The album cover for Softscars by Yeule

Review: Yeule – Softscars

By Daniel Brophy

Softscars, the latest release in Yeule’s boundlessly experimental catalogue, is the glitch princess’s very own alt – rock dreamscape.

There is a strong argument that right now, in 2023, the musical landscape has become bleak. Major labels continue to dominate the industry, sounds remain shaped by algorithms, artificial intelligence threatens to dehumanise the nature of the artist. So, when in this landscape, an artist as sonically defiant and visionary as Yeule exists, it makes you remember that there is still hope for the industry, and the future of music itself.

Nat Ćmiel: the non-binary artist, musician, self-proclaimed cyborg entity and creator of Yeule, the glitch princess, crafts a sonic world like no other.

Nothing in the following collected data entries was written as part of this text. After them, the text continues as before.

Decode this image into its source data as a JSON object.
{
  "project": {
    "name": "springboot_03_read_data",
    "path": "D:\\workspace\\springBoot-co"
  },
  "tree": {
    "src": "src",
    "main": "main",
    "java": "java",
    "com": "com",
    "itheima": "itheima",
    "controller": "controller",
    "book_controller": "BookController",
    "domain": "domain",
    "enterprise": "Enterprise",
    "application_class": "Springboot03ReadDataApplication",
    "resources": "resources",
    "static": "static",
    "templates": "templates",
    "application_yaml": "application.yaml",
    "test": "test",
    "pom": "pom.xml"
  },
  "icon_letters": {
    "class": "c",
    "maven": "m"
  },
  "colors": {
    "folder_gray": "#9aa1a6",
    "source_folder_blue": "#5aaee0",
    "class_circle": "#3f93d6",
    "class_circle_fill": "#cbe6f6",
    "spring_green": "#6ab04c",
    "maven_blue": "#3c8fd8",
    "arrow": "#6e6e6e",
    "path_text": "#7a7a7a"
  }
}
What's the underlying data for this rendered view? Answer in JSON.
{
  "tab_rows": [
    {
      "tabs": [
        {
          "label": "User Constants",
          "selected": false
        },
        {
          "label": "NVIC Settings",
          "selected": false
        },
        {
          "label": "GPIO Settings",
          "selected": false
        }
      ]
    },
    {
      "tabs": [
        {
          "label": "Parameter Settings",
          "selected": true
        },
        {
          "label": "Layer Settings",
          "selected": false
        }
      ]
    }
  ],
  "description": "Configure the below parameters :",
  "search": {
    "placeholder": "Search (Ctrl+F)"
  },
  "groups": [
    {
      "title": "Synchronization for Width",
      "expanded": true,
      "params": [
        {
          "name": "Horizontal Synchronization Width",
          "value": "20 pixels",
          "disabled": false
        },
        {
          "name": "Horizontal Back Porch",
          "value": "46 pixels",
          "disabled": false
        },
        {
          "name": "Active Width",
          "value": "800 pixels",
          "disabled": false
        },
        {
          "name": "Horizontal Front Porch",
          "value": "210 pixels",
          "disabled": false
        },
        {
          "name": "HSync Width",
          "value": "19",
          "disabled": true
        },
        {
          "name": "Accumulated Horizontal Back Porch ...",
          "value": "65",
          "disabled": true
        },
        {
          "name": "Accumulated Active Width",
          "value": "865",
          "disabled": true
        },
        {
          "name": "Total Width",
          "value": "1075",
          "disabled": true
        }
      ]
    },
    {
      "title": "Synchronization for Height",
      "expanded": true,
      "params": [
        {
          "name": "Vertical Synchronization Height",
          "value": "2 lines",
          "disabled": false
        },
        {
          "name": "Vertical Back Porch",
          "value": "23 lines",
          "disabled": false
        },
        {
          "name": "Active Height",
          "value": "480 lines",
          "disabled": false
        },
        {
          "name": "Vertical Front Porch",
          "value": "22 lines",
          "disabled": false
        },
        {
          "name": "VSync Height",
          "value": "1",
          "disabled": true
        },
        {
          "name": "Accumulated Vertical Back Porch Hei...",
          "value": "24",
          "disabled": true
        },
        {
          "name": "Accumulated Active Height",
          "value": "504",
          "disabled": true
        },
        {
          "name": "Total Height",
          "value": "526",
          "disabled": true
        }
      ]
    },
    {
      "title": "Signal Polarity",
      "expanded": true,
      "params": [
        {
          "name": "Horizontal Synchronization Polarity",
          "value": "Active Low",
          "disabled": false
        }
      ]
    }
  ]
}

Currently signed to Nina Tune, Yeule has released a series of EPs, multimedia projects and albums, combining glitch, distortion, ambient electronica and dream-pop amongst a flurry of other genres in order to mould a unique sonic and artistic environment. Softscars, Yeule’s third record released on 22 September, is their latest and most defiant project yet within this sonic universe.

Softscars begins with X w x. After reeling you into its beauty with a fluttering piano melody, the track bites, exploding into an alternative rock inspired screamer which combines cacophonous drums and gut-wrenching wails. The track switches between these two modes in order to play with the classic loud-quiet rock structure; an immediate example of Yeule’s genius.

The first single, Sulky Baby, comes next. It can only be described as an electronic pop – rock symphony. Yeule’s playful vocal melodies dance across a wall of guitars, modulated ambient tones drift in and out, it is sprawling yet simple. Effortlessly revolutionary. Yeule’s lyrics describe a “sulky baby losing grip”, telling a tale of desire despite despair. This is followed by the title track, Softscars. Combining ambient feedback pulses with a distorted drum loop and a beautifully soft melody, the track highlights Yeule’s boundless creativity.

If Pavement had attempted to write Radiohead’s Kid A, it would sound like the next track, 4ui12. The track combines classic nineties slacker rock with warped electronica, splicing and samples. It resembles a new era of lo-fi and electronically inspired rock. This is followed by Ghosts, an acoustic ballad warped by Yeule’s trademark glitchy electronic manipulation. Tones fly through the song, struggling to cut through the mix, creating a feeling of longing and encouraging introspection. Yeule sings, “only eyes like yours can see ghosts, ghosts like me, if you hold a gun to my head, I’ll laugh instead.”

This acoustic ballad evolves into the next track, Dazies, a distorted anthem bolstered by fuzzed out guitar tones flying across the song, bass – heavy drums and intense feedback. This song uses acoustic sections to once again play with a loud-quiet structure, combining light and dark, calmness and insanity. Fish in a Pool, the next track, is a raw piano instrumental using soft ambient sampling to create a break from the previous frenzy.

Software Update once again disarms the listener, evolving from horrifically distorted electronica into a raw guitar ballad reminiscent of Jeff Buckley. As the song evolves emotionally, so does its production, with low-mixed drums and simple electronic tones building the track into a dream-like soundscape.

Next comes Inferno, a broken-hearted love song. Beginning with strings glitched by the glitch princess herself, its rising orchestral tones mix into a beautiful ambience backed by pulsating drums. This ambience continues to grow and pulsate, creating a modulating tonal dreamscape. This dreamscape breaks into the next track, Bloodbunny, combining a repeated refrain of “blood bunny, pierced tummy, soft scar, data, I love you forever, forever”, with a wondrous mix of spliced tones, synth melodies and distorted drums. Yeule creates a persona both mechanical and free, limited but also limitless.

The next track is an electronic pop-punk extravaganza. Its guitar tones are familiar yet futuristic, its melodies playful yet abrasive. Cybermeat, another stroke of Yeule’s genius.

Softscars ends with Aphex Twin Flame. A raw acoustic ballad shaped by ambient tones, it rises and falls with sustained pulses, spliced samples, and spliced vocals. Yeule sings of a longing heartbreak: “How much love have you stolen? / How do you fill my empty heart in?”

Softscars provides only a glimpse into Yeule’s endless imagination, yet it leaves the listener full of wonder. Yeule has created a constantly evolving, constantly provoking, and constantly revolutionary musical catalogue. Their infinite genre experimentation, which took the form of alternative rock through Softscars, can and will evolve, creating a landscape of new sounds with every release.